Es ist sicher richtig beobachtet, dass die Zustände mit Moslems in GB und FR schlimmer sind als bei uns - obwohl die keinen Schuldkomplex haben wie die Deutschen. Allerdings: Die Deutschen haben einen Schuldkomplex - völlig zu Recht - gegenüber Israel und den Juden - nicht aber gegenüber Arabern, Türken, Muslimen allgemein. Warum? Mit denen lagen die Dütschen nie im Clinch, mit so gut wie allen Anderen sehr wohl. Ganz im Gegenteil. Die Engländer haben - mit bisschen Hilfe der Franzosen - das osmanische Reich auf Null gebracht, dabei den Saud die Trümmer davon versprochen - gleich aber wieder gebrochen (Lawrence of Arabia, der im Übrigen entsetzt war über den Wortbruch von Whitehall), das haben die nicht vergessen. Carles Aznavour selig und der Völkermord an den Armenieren sei nur als Girlande erwähnt. Dann Suez-Krise 1956 - das alles haben die nicht vergessen. Auch nicht, dass es die USA waren, die die Engländer und Franzosen damals zurück gepfiffen haben. Dummerweise haben die USA bei der militärischen Entmachtung von Muhammad Mossadegh in Iran durch die Engländer mit gemacht - dafür sind sie heute noch der Teufel dort, wahlweise der Scheitan. Gier frisst eben Hirn - der Fluch der bösen Tat, bis heute. Die USA könnten in Falle von Iran was machen, durch Unterstützung der dortigen jungen Leute, die alle nach Westen wollen, die Mullahs zum Teufel jagen. Interessant, Trump hat so was angedeutet mit: “Das iranische Volk hat etwas Bessers verdient”. Wohl wahr. Ist der gar nicht so blöd, wie er sich gibt manchmal? Und wie er aussieht? Schaumermal.

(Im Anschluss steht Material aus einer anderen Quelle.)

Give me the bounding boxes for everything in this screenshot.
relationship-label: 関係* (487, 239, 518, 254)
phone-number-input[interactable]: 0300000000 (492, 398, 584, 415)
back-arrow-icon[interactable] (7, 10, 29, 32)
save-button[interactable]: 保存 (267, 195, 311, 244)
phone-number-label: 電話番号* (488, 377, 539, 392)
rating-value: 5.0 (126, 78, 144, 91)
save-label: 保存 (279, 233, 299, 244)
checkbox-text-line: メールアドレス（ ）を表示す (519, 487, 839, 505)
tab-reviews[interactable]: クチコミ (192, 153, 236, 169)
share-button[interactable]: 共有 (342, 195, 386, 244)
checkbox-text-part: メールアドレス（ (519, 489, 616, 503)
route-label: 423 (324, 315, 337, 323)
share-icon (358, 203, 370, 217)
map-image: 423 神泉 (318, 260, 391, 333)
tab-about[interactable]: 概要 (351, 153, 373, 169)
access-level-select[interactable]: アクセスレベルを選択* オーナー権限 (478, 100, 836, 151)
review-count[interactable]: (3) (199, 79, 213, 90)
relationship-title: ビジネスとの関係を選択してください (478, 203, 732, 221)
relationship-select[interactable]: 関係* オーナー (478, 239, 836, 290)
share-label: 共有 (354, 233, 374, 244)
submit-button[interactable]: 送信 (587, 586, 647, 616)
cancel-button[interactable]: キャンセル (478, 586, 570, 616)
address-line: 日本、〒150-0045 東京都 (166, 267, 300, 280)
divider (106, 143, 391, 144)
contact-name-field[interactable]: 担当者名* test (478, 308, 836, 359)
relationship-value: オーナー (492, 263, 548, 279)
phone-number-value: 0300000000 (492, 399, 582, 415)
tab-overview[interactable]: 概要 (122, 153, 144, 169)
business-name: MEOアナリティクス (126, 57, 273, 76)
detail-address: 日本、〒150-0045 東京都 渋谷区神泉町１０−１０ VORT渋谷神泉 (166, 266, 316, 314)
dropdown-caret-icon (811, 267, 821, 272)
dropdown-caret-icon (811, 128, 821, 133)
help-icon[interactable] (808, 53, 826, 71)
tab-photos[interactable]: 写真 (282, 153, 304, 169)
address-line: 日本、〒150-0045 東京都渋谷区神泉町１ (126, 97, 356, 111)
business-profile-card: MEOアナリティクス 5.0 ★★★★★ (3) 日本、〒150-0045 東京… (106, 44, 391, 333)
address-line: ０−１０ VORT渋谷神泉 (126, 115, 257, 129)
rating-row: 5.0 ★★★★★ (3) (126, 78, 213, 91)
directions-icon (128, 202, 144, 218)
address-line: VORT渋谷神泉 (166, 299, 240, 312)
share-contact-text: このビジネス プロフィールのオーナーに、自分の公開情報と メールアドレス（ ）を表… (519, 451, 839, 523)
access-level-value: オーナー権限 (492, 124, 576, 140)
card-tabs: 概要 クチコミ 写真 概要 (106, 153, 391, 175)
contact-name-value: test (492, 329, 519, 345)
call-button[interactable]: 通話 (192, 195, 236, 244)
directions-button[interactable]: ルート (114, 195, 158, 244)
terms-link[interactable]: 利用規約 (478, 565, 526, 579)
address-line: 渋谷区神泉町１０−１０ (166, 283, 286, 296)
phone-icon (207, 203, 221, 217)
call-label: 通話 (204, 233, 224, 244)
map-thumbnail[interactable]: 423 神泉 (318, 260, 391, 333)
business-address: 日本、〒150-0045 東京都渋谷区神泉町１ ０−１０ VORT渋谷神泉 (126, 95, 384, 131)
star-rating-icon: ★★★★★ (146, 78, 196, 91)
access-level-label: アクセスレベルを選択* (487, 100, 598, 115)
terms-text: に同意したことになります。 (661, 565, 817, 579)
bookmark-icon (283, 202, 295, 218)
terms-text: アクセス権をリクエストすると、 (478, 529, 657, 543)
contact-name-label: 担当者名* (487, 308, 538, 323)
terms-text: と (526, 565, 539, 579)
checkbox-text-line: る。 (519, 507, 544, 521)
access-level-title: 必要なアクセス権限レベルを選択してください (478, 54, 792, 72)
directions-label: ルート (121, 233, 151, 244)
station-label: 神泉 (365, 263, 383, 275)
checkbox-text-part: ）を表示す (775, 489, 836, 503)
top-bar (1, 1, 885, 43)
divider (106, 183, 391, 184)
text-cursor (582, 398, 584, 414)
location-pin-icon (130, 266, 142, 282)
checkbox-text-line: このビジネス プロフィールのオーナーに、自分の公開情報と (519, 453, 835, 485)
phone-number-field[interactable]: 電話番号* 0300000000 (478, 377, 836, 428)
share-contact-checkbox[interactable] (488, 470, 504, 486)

Wir werden die Veränderungen in der Gesellschaft nicht ohne die Betrachtung des Begriffs und des Gefühls für „Heimat“ begreifen können. Heimat ist nicht mehr vorrangig so wie sie Peter Blickle beschreibt, als ein Bild von einem Raum zu verstehen, das sich das Individuum macht, in dem es ein Zugehörigkeitsgefühl für seine Bewohner, Sitten und Gebräuche entwickelt, um sich selbst auf einer sozialen Ebene zu versichern und die eigene Identität zu stabilisieren. Das hat sich gewandelt: nun ist Heimat ein idealistisches narratives Konstrukt, kein konkreter Ort mehr, sondern eher die Vorstellung davon, wie eine dem Narrativ entsprechende Welt aussehen könnte. Letztlich entwickelt die Vorstellung einer Utopie ein Gefühl von Heimat.
Eine weitgehend sehr schlüssige Argumentation. Es gibt aber nicht nur den Schuldkomplex. Es gibt auch den Schuldstolz und die Schuldselbstbefriedigung.